The Times said the operation, code-named "Shotgiant," was based on NSA documents provided by Edward Snowden, the former agency contractor who has leaked data revealing sweeping US surveillance activities.
One of the goals was to find any connections between Huawei and the Chinese People's Liberation Army, according to a 2010 document cited by the newspaper.
But it said the operation also sought to exploit Huawei's technology. It said the NSA aimed to conduct surveillance through computer and telephone networks Huawei sold to other nations. If ordered by the US president, the NSA also planned to unleash offensive cyber operations, it said.
The newspaper said the NSA secured access to the servers in Huawei's sealed headquarters in the Chinese city of Shenzhen and got information about the workings of the routers and digital switches the company says connect a third of the world's people. The NSA also tracked the communications of Huawei's top executives, the Times reported.
Der Spiegel said the NSA breached Huawei's computer network and copied a list of more than 1,400 clients and internal training documents.

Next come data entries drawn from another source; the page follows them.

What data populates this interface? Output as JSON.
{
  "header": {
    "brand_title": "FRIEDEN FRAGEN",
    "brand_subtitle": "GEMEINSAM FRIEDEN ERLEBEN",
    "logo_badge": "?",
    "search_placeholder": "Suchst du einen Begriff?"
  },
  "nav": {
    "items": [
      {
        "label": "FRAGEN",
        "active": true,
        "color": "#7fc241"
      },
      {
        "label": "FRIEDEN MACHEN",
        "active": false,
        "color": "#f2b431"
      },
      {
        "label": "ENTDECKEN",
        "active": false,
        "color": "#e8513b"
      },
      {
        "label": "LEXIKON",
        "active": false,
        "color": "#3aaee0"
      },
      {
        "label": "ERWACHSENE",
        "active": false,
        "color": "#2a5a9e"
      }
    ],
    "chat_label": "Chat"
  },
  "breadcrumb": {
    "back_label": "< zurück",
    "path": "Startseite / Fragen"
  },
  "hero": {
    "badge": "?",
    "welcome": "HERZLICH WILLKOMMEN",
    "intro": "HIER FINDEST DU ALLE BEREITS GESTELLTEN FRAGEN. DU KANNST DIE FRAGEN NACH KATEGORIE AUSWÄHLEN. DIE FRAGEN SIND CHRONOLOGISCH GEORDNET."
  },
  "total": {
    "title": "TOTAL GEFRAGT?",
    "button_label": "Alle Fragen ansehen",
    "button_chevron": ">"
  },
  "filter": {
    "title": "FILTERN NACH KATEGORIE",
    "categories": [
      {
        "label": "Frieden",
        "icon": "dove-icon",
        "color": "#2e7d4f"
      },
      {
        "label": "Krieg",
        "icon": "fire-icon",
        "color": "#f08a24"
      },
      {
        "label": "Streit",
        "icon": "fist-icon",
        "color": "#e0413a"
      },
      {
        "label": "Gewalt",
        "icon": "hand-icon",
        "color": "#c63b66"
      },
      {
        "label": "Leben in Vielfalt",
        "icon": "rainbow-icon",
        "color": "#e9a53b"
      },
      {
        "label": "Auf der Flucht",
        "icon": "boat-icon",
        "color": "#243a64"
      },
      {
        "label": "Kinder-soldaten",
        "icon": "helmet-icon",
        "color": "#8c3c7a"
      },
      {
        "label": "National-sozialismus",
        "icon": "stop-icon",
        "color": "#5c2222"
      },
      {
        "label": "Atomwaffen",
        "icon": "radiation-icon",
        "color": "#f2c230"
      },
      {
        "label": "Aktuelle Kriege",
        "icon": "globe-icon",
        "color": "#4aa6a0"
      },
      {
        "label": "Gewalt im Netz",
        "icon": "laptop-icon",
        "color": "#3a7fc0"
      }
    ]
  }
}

"We have access to so much data that we don't know what to do with it," the magazine cited an NSA document as saying.
Digital offensive
Der Spiegel said the NSA was also pursuing a digital offensive against the Chinese leadership.
The Times quoted the NSA document as saying: "Many of our targets communicate over Huawei-produced products. We want to make sure that we know how to exploit these products," to "gain access to networks of interest" around the world. In the document, an analyst wrote: "If we can determine the company's plans and intentions, we hope that this will lead us back to the plans and intentions" of the Chinese government.
The Times also reported that as Huawei invested in new technology and laid undersea cables to connect its US$40 billion-a-year networking operation, the NSA was interested in getting information on key Chinese customers, including "high priority targets — Iran, Afghanistan, Pakistan, Kenya, Cuba."
The Times quoted William Plummer, a senior Huawei executive in the United States, as saying the company did not know it was an NSA target.
"The irony is that exactly what they are doing to us is what they have always charged that the Chinese are doing through us," the Times quoted him as saying.
If such espionage had been carried out then it is known that the company is independent and has no unusual ties to any government, Plummer was quoted as saying.
US officials acknowledge that in the course of assessing the economic prospects or stability of foreign countries, US agencies might collect data on individual companies.
They have also said the US might collect data on foreign companies in preparation for imposing economic sanctions or taking other foreign policy-related actions against a country and its leadership, but not to aid American companies.